A w roli monarchy widzi... Bronisława Komorowskiego.

Dziś Żalek jest katolickim posłem niekryjącym przywiązania do katolicyzmu. Chce, aby aptekarze mieli prawo odmówić sprzedaży leków antykoncepcyjnych. To on jest całkowitym przeciwnikiem in-vitro. To on zgłosił pomysł ustawy regulującej prawa osób pozostających we wspólnym pożyciu - by zablokować przyjęcie specjalnej ustawy o związkach partnerskich - bo związki uważa za furtkę do homomałżeństw.

W rozmowie z "Wprost" Żalek w swej krucjacie idzie jeszcze dalej.
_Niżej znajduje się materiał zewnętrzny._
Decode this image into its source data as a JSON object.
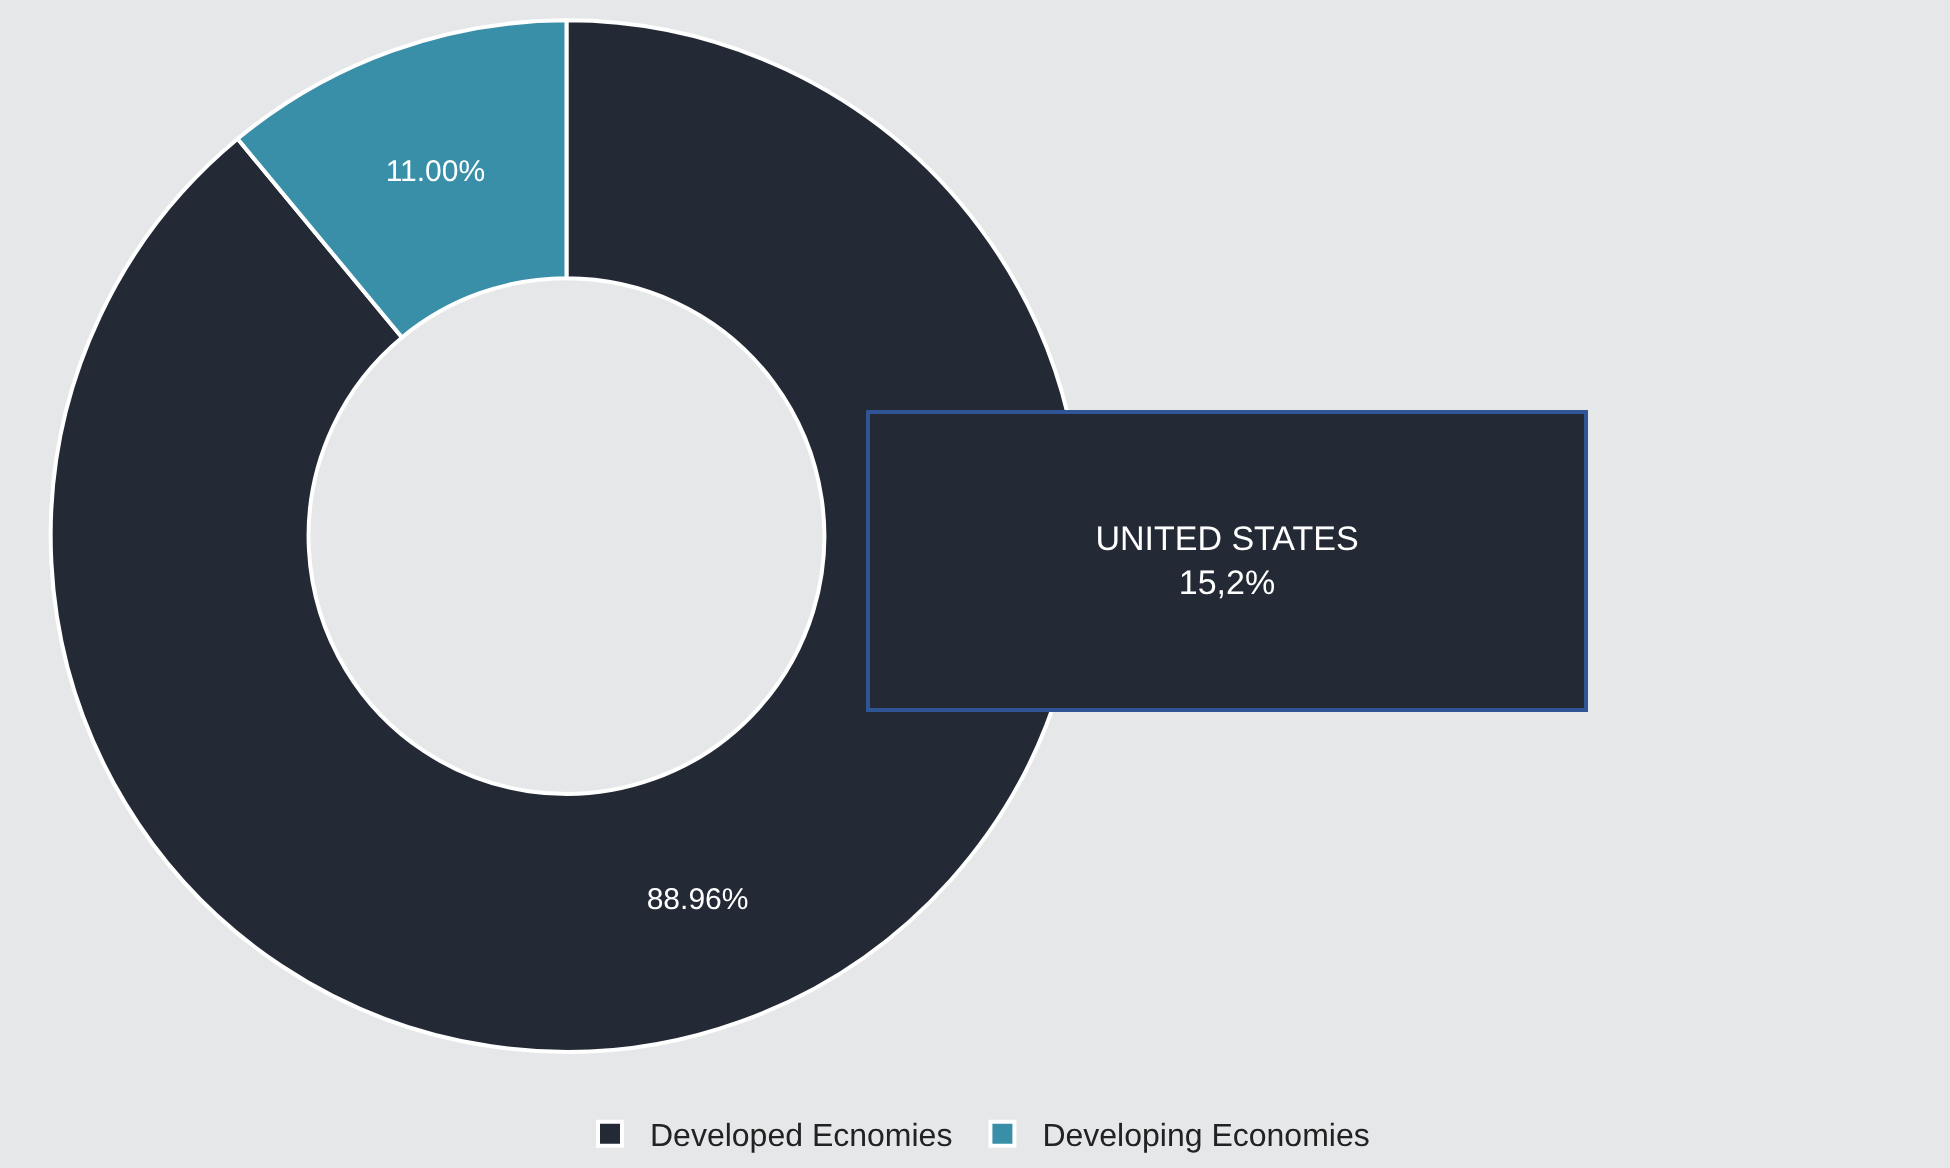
{
  "chart_data": {
    "type": "donut",
    "categories": [
      "Developed Ecnomies",
      "Developing Economies"
    ],
    "values": [
      88.96,
      11.0
    ],
    "colors": [
      "#232a35",
      "#3a8fa8"
    ],
    "value_labels": [
      "88.96%",
      "11.00%"
    ],
    "annotations": [
      "UNITED STATES\n15,2%"
    ],
    "legend": "bottom"
  }
}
Postuluje, aby aborcja została całkowicie zakazana, a kobieta, która jej dokonuje, była traktowana jak dzieciobójczyni. Chodzi nawet o przypadki, w których obecne prawo dopuszcza aborcję – jak wówczas, gdy ciąża jest efektem gwałtu. – Takie dziecko zasługuje na szczególną miłość i troskę. Powinien obowiązywać całkowity zakaz zabijania- mówi.

Do polityki szedł typową ścieżką w stylu zachodnim: rada miasta, sejmik wojewódzki, parlament. Ta wspinaczka, rozpoczęta w 1998 r., trwała 9 lat. Za ojców swej politycznej kariery Żalek uważa Jerzego Buzka i Bronisława Komorowskiego. Sporo w tym przesady, bo - między Bogiem a prawdą - z Buzkiem łączy go ledwie to, że zaczynał karierą polityczną pod koniec lat 90-tych jako białostocki radny prawicowo-związkowej Akcji Wyborczej Solidarność. A Buzek był wówczas premierem z nadania AWS.
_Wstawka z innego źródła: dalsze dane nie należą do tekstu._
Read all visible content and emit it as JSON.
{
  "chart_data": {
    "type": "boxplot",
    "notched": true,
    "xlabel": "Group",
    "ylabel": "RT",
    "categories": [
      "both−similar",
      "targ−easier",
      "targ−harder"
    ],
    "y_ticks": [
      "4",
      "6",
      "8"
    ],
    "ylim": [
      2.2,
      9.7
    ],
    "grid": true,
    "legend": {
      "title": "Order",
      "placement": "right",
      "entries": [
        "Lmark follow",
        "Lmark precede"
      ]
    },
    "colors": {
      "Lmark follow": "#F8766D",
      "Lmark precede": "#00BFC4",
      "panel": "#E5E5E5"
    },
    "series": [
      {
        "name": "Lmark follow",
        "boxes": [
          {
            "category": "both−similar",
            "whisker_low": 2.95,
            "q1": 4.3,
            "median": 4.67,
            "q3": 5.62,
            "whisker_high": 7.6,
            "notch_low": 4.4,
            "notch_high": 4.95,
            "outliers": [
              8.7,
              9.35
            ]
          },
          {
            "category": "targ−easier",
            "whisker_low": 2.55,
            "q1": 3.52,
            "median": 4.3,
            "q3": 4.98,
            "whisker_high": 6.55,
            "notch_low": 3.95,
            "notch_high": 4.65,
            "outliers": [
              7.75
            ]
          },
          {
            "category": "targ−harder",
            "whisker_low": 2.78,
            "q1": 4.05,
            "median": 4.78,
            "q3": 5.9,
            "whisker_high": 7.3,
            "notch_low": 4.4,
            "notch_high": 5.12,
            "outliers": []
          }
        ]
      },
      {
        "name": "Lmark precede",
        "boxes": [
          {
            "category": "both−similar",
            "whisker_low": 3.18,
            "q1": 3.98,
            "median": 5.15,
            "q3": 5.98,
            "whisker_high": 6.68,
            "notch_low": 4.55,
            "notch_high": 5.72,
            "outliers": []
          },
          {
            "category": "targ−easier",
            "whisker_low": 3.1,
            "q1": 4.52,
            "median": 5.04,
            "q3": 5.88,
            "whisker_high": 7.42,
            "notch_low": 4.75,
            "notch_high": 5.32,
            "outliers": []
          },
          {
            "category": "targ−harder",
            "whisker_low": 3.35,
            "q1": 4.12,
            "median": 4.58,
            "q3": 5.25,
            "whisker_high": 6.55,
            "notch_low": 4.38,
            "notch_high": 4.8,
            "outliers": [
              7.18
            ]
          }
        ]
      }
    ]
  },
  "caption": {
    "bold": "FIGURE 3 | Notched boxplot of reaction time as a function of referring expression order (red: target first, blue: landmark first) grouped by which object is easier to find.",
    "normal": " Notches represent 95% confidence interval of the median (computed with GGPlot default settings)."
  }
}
Z Komorowskim znają się nieco bliżej; w tamtych czasach był on jednym z liderów Stronnictwa Konserwatywno-Ludowego, które wchodziło w skład AWS. Żalek był partyjnym towarzyszem Komorowskiego w SKL. Do dziś czuje ogromne przywiązanie do prezydenta, kierował jego kampanią na Podlasiu.
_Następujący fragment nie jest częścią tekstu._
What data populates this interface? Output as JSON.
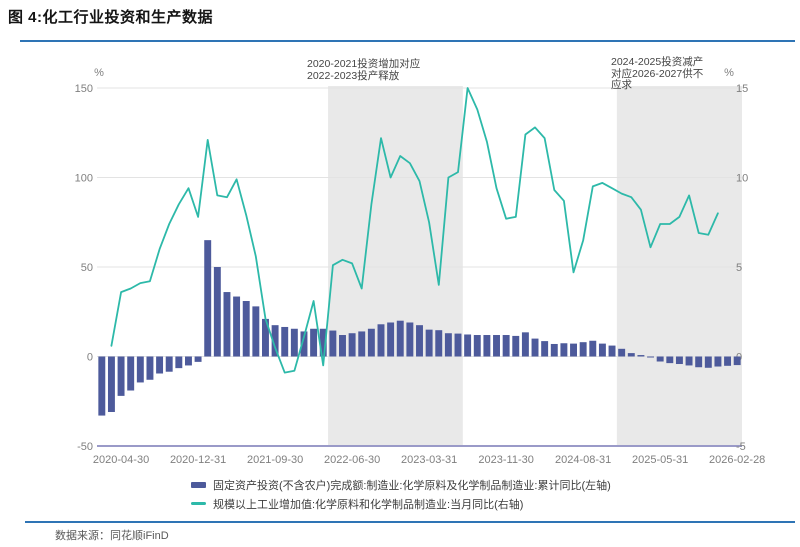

Jest pan monarchistą. A to znaczy, że odżegnuje się pan od demokracji i wyborów głowy państwa - zauważają dziennikarze "Wprost" - Andrzej Stankiewicz i Piotr Śmiłowicz.

Demokracja ma wiele wad. Jest straszliwie kosztowna. Dlatego nie obawiałbym się przywrócenia monarchii - przekonuje Żalek.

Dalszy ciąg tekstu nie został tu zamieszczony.